Doctors warned her she was likely to experience early menopause and would never conceive naturally.

The couple were even told by medics that they should abort the quadruplets because of high miscarriage risk, early labour and other complications, but Selina and Kev were desperate to give their babies a fighting chance.

Selina, from Winchester, Hants, said: ‘It is unbelievable. We had one little miracle – then we had four more.

‘It is exhausting and totally insane but we wouldn’t change it for the world.

‘We look at our family and feel filled with so much love.’

Selina and Kev, met in a local pub when Selina was just 19, and two years later they started trying for a baby after Selina’s gynecologist told her she needed to get started as soon as possible.


After three years of negative pregnancy tests and procedures such as ovarian drilling, where holes are made in the ovaries to help them release eggs, Selina was finally allowed to get IVF treatment on the NHS.

Selina explained: ‘We were trying all of those methods but nothing was working.

‘It was a very hard time. We both wanted a family so much.

‘We wanted to try IVF but at that time you had to be at least 31 to have it on the NHS.

‘I remember that just as I was coming up 24, that changed, and our GP called to say they dropped the age to 24.

‘The IVF took three months. We didn’t really have much hope that it was going to work, because everything else had failed.

‘When we had IVF, we went in thinking it wasn’t going to work – but it worked first time.


‘In October 2014, Myla was born. When she was a year old, we thought we wanted to try again.’

The couple had just three frozen eggs remaining, and went through two more years of trying for another baby, spending their savings for a mortgage on the costly treatment.

Selina added: ‘The second attempt at IVF failed. We were shocked because we had such high expectations after our first try with Myla – I was very upset by it.

‘We were so desperate to complete our family. It was a dark and horrible time.

Each IVF attempt cost around £3,000, so the couple had to save up each time they wanted to try again.

‘With the last two eggs, we decided this was our final chance, we wouldn’t try to do any more.’

The couple were thrilled when what would be Selina’s final pregnancy test came back positive, but she was experiencing heavy bleeding and was terrified of losing the baby, so asked a colleague at the hospital where she worked to scan her at five weeks.


She said: ‘I hadn’t told Kev because I didn’t want to worry him.


‘They told me there were four pregnancy sacs so potentially four babies and I was in utter disbelief.

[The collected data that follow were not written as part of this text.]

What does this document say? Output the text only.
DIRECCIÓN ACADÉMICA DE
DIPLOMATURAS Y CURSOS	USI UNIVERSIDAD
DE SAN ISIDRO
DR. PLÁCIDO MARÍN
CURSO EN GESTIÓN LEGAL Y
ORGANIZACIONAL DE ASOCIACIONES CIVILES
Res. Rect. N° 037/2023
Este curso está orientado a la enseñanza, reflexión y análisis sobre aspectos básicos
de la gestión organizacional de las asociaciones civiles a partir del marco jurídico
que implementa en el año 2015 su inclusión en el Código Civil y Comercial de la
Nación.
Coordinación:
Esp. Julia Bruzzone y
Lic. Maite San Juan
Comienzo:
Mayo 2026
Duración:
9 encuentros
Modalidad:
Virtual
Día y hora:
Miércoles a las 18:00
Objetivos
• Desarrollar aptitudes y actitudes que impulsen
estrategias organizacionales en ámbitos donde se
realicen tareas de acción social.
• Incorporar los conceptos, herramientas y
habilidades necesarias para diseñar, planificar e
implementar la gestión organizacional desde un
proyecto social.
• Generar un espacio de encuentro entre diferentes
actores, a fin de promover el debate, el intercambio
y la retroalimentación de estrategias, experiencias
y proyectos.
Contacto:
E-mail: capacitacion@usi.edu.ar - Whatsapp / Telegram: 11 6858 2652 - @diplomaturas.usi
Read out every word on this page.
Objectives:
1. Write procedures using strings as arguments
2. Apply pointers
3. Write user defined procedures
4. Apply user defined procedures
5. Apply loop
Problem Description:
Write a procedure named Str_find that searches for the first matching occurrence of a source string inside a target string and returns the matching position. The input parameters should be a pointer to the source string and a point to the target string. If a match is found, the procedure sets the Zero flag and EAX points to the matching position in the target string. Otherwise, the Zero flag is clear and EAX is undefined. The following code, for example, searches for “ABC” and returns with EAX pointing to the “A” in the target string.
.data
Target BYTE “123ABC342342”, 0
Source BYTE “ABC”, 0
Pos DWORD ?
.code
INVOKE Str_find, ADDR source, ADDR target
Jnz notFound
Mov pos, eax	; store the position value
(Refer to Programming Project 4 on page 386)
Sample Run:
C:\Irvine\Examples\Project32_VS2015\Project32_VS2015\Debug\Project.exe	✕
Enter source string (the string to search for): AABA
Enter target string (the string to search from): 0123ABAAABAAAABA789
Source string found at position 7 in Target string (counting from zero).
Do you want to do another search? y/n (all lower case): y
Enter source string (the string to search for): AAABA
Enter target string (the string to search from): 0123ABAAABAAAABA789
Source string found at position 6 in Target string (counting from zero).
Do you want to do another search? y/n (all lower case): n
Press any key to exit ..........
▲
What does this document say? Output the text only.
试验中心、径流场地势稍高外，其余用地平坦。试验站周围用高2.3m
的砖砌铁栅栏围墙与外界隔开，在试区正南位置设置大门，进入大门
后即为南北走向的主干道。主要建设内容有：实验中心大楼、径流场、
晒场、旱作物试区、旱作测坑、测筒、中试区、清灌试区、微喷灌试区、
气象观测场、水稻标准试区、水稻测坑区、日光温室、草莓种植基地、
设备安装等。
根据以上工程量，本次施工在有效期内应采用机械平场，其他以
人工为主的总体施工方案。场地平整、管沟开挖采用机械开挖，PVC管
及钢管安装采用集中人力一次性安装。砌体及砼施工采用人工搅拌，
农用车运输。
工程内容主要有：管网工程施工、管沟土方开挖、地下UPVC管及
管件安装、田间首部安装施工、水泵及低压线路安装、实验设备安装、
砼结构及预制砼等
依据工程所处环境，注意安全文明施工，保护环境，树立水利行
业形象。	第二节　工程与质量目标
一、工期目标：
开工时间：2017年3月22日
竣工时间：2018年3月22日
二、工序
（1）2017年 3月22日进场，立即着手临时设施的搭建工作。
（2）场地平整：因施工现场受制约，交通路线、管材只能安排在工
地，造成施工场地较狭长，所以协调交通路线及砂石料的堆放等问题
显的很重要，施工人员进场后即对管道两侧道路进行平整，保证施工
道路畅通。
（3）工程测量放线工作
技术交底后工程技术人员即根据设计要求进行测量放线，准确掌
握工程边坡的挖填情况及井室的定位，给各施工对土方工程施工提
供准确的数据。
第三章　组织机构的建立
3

Two weeks later, Selina and Kev returned to the fertility clinic for the official scan and were stunned and overjoyed when the sonographer discovered four healthy heartbeats.

She added: ‘But we had quite a lot of negativity from the healthcare professionals and they wanted us to abort the identical triplets – which we didn’t know at that time were three boys.

‘They thought they probably wouldn’t all survive, but we thought we would let fate take it’s course.

‘We’d already been through so much to complete our family. We hoped we could be the ones to defy the odds and so we plodded on.

The quadruplets arrived 11 weeks early at 29 weeks gestation, being born on July 23 last year.


Now the three boys – Roman, Austin and Arlo – who Selina describes as ‘chilled out’, and their tiny sister ‘cheeky’ Raeya, who still wears clothes designed for a three-month-old, are set to turn one.

‘We got the boys bracelets with their initials on them so that we can tell them apart,’ Selina joked.

The parents, who are hoping to move to a larger house before the big day, are planning to hold a family barbecue to celebrate their miracle quadruplets.

‘To have them all at home together for the first time was very overwhelming.

‘Every time I look at them all, I feel incredibly proud. We did it, despite all the people who doubted us.

‘I have always longed for a big family but had accepted that wouldn’t happen for me – but our babies are proof that miracles do happen, and I feel so blessed.’